Minimally Invasive Dentistry – Is It a One-Stop Solution?
There seems to be a popular trend in dentistry these days – minimally invasive dentistry (MID)! This encompasses composite restorations, porcelain laminate veneers, no prep additive dentistry. There was a paradigm shift in how we viewed our cases – instead of crowns everywhere, we started becoming more conservative in our treatment plans. Now, along with this, there started another trend, which is a little disturbing – brutal criticism of anybody who decides on a treatment plan involving crowns! Frankly…I am a little stunned, because while I appreciate the trend towards MID , it is not necesarrily a one-stop solution for all cases!

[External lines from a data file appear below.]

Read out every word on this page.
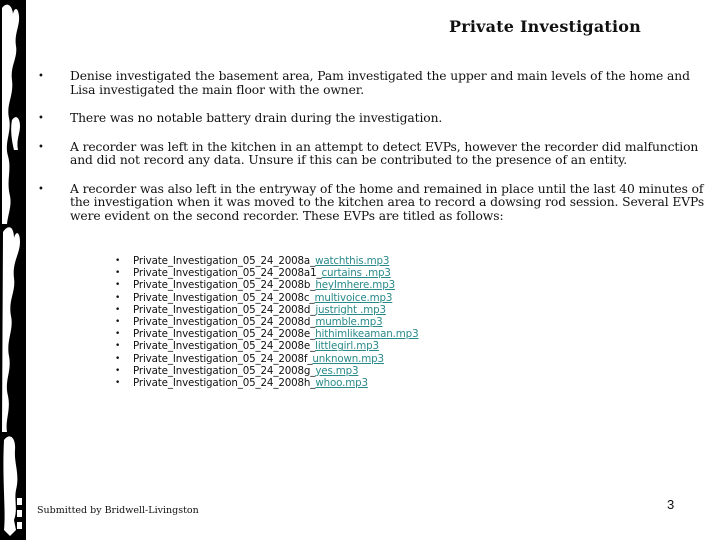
Private Investigation
• Denise investigated the basement area, Pam investigated the upper and main levels of the home and Lisa investigated the main floor with the owner.
• There was no notable battery drain during the investigation.
• A recorder was left in the kitchen in an attempt to detect EVPs, however the recorder did malfunction and did not record any data. Unsure if this can be contributed to the presence of an entity.
• A recorder was also left in the entryway of the home and remained in place until the last 40 minutes of the investigation when it was moved to the kitchen area to record a dowsing rod session. Several EVPs were evident on the second recorder. These EVPs are titled as follows:
• Private_Investigation_05_24_2008a_watchthis.mp3
• Private_Investigation_05_24_2008a1_curtains .mp3
• Private_Investigation_05_24_2008b_heyImhere.mp3
• Private_Investigation_05_24_2008c_multivoice.mp3
• Private_Investigation_05_24_2008d_justright .mp3
• Private_Investigation_05_24_2008d_mumble.mp3
• Private_Investigation_05_24_2008e_hithimlikeaman.mp3
• Private_Investigation_05_24_2008e_littlegirl.mp3
• Private_Investigation_05_24_2008f_unknown.mp3
• Private_Investigation_05_24_2008g_yes.mp3
• Private_Investigation_05_24_2008h_whoo.mp3
Submitted by Bridwell-Livingston	3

The issue with minimally invasive dentistry is, its additive and in most cases, there is no consideration of functional occlusion. Yes, anterior teeth do play a very important role in functional occlusion, apart from speech and aesthetics. Its not only the posterior occlusion that counts! Anterior teeth play an important role in mutually protected occlusion (MPO), which is, only the anterior teeth contact in protrusive movement, disoccluding the posterior and in lateral movements, there is contact only between the upper and lower canine with disocclusion of the posterior† This is very important as this is how the anteriors protect the posteriors in excursive movements, and the posteriors return the favor in maximum intercuspation position (MIP).
Occlusion in Aesthetic Cases? Yes, Always!
Whenever we decide to do any aesthetic dentistry, we must first evaluate the existing functional occlusion. In most cases, corrections are required, and we are obligated to do it for our patients, for aesthetics without function has no value. When we offer our patients minimally invasive dentistry, are we really communicating our treatment plan in the right way? For eg if we haven’t evaluated the functional occlusion, are our patients making a conscious decision in accepting the smile makeover we are offering them (through minimally invasive dentistry) that has no functional value?
When we start looking at our aesthetic cases through the lens of functional occlusion, we realize that not all cases qualify for minimally invasive dentistry! When we do veneers, we add to the existing labial surface of anterior teeth, and by doing so, we straighten out the teeth which are mismatched in alignment, form etc. But what about the arch form of such teeth? Without touching the palatal surface, the arch form cannot be changed, and without changing the arch form, we cannot achieve functional occlusion in anterior teeth. Arch form matters† Not to mention, the added bulk on the incisal edge may not be comfortable to all patients and affect MPO.
The justification for minimally invasive dentistry is “its conservative”. While I don’t disagree with that, I think the word conservative is often misused, especially in the context of composites versus crowns. Rather than using the term “conservative” to align with minimally invasive dentistry and the term “radical” for any treatment plan that involves a tooth prep, what we need to do is, make a list of all the treatments that a patient requires with respect to functional occlusion. Once we do that, it may become apparent that most of it cannot be achieved with MID, and that’s when we start looking at other options to treat the case – either with orthodontics or prosthetics. Finally, we must choose the option that can correct maximum with minimum intervention – and that should be the true meaning of conservative dentistry.
Yes, orthodontics is conservative, but not every patient can commit to the time and budget needed for it, and we must respect that. Plus in many cases, the patient has prior h/o of orthodontic treatment, which has not gone right, and they are not interested in embarking on that journey again. That ship has sailed for them, BUT we owe it to our patients to give them good functional occlusion, if not orthodontically, then prosthetically. Below is a case in point of a 20yr old young lady, who wanted – smile correction, diastema closure & caries restoration, after orthodontic treatment.
While this article shows selected excerpts, the case in its entirety can be found on Dental Reach. Please click here to view the entire case and leave your thoughts in the comment section.
I would like to conclude by saying that, while its good to embrace new trends, especially those on social media, it must be tempered with a thorough understanding of functional occlusion. We as clinicians owe it to our colleagues to temper our criticism of their treatment plans, with the same!